= Great Writers series =

Collection of literary biographies

The Great Writers series was a collection of literary biographies published in London from 1887, by Walter Scott & Co. The founding editor was Eric Sutherland Robertson, followed by Frank T. Marzials.

The stated intention, articulated by Robertson, was that the series should constitute fact-based textbooks of English literature. He advocated analytical and scholarly methods of literary study. The works generally contained a bibliography, compiled by John Parker Anderson of the British Museum.

A comparable French series also began publication in 1887, edited by Jean Jules Jusserand, under the title Les Grands Écrivains Français. Its inspiration was John Morley's English Men of Letters, published from 1880. Oscar Wilde called the Great Writers series "unfortunate", but suggested that Anderson's bibliographies were of value, and should be collected up. His dislike of the restrictions on authors extended also to the English Men of Letters. Other series in imitation of English Men of Letters were English Worthies (Longman) and Literary Lives (Hodder).
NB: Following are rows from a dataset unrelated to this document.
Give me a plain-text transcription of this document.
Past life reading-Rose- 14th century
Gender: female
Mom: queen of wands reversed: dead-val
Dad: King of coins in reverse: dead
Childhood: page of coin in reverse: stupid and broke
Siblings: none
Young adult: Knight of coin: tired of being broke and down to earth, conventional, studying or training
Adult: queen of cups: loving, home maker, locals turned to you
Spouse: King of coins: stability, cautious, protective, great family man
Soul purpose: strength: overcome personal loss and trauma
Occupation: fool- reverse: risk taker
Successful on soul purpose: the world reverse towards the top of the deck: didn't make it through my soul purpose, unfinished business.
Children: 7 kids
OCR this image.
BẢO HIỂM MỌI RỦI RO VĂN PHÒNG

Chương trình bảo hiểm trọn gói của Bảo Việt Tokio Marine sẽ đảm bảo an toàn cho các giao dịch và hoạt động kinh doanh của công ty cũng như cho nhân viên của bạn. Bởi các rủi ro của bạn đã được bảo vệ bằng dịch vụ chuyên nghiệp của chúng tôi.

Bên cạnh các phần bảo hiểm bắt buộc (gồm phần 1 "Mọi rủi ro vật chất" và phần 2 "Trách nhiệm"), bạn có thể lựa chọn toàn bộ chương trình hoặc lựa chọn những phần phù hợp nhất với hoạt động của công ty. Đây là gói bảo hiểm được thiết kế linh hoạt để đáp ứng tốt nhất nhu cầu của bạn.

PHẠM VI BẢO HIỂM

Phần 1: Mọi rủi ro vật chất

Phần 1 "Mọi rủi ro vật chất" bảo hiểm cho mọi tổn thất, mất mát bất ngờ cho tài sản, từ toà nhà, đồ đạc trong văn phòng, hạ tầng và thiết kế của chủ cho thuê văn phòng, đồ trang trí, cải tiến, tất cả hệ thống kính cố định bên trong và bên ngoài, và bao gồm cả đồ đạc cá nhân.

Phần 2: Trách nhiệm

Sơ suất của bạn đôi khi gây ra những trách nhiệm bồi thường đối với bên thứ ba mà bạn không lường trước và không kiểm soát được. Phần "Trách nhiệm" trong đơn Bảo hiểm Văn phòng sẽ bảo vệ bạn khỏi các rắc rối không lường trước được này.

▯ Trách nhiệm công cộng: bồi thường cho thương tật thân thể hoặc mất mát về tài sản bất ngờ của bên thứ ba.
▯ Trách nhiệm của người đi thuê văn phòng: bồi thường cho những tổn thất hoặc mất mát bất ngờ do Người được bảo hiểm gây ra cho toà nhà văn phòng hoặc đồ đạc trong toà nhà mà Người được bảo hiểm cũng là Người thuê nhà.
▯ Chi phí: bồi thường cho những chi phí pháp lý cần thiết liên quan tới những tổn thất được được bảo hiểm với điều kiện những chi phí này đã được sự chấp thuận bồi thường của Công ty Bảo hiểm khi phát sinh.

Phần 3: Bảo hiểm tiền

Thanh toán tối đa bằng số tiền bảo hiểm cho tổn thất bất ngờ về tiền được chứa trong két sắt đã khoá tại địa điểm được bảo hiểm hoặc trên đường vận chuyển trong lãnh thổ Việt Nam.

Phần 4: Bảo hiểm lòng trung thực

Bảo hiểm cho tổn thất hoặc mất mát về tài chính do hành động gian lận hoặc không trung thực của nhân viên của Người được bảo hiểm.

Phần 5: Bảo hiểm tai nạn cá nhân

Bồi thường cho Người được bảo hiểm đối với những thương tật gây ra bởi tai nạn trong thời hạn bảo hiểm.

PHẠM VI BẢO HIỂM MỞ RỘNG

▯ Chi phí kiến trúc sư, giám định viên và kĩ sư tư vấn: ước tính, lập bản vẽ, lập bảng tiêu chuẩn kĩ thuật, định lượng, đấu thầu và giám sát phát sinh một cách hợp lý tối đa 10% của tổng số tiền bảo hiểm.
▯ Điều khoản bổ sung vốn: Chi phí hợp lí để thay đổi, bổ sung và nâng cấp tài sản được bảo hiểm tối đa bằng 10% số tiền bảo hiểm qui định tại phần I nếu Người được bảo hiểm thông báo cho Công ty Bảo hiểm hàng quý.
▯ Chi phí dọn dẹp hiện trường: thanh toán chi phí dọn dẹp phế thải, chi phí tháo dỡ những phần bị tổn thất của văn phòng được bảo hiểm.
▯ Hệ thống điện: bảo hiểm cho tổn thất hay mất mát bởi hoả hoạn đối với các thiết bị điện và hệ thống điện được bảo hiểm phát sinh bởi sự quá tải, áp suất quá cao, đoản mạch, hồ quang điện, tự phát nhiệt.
| Year | Subject | Author | Comment |
| 1887 | Henry Wadsworth Longfellow | Eric Sutherland Robertson | |
| 1887 | Samuel Taylor Coleridge | Hall Caine | "a sound and, within its scope, comprehensive volume" |
| 1887 | Charles Dickens | Frank T. Marzials | |
| 1887 | Dante Gabriel Rossetti | Joseph Knight | |
| 1887 | Samuel Johnson | Francis Richard Charles Grant | |
| 1887 | Charles Darwin | George Thomas Bettany | |
| 1887 | Charlotte Brontë | Augustine Birrell | |
| 1887 | Thomas Carlyle | Richard Garnett | |
| 1887 | Tobias George Smollett | David Hannay | |
| 1887 | Adam Smith | Richard Haldane | |
| 1887 | John Keats | William Michael Rossetti | |
| 1887 | Percy Bysshe Shelley | William Sharp | |
| 1888 | Oliver Goldsmith | Austin Dobson | |
| 1888 | Walter Scott | Charles Duke Yonge | |
| 1888 | Robert Burns | John Stuart Blackie | |
| 1888 | Victor Hugo | Frank T. Marzials | |
| 1888 | Ralph Waldo Emerson | Richard Garnett | |
| 1888 | Johann Wolfgang von Goethe | James Sime | |
| 1888 | William Congreve | Edmund Gosse | |
| 1888 | John Bunyan | Edmund Venables | |
| 1888 | George Crabbe | Thomas Edward Kebbel | "Cheap, short and unsympathetic" |
| 1888 | Heinrich Heine | William Sharp | |
| 1889 | John Stuart Mill | W. L. Courtney | "although not negligible, is of very minor importance" |
| 1889 | Friedrich Schiller | Henry Woodd Nevinson | |
| 1889 | Frederick Marryat | David Hannay | |
| 1889 | Honoré de Balzac | Frederick Wedmore | |
| 1889 | Gotthold Ephraim Lessing | T. W. Rolleston | |
| 1890 | John Milton | Richard Garnett | |
| 1890 | George Eliot | Oscar Browning | Largely criticism |
| 1890 | Jane Austen (1890) | Goldwyn Smith | "signifies the recognition of Austen as a standard classic author" |
| 1890 | Robert Browning | William Sharp | |
| 1890 | Lord Byron | Roden Noel | |
| 1890 | Nathaniel Hawthorne | Moncure Conway | |
| 1890 | Arthur Schopenhauer | William Wallace | |
| 1890 | Richard Brinsley Sheridan | Lloyd C. Sanders | |
| 1890 | Henry Thoreau | Henry Shakespear Stephens Salt | revised edition 1896 |
| 1891 | William Makepeace Thackeray | Herman Charles Merivale and Frank Marzials | |
| 1891 | Miguel de Cervantes | Henry Edward Watts | |
| 1892 | Voltaire | Francis Espinasse | |
| 1893 | James Leigh Hunt | Cosmo Monkhouse | "most careful, but not entirely sympathetic" |
| 1893 | John Greenleaf Whittier | William James Linton | |
| 1895 | Ernest Renan | Francis Espinasse | |

Two further lives from the same publisher, of John Ruskin (1910) by Ashmore Wingate, and of Maurice Maeterlinck (1913) by Jethro Bithell, do not conform to the pattern of the series.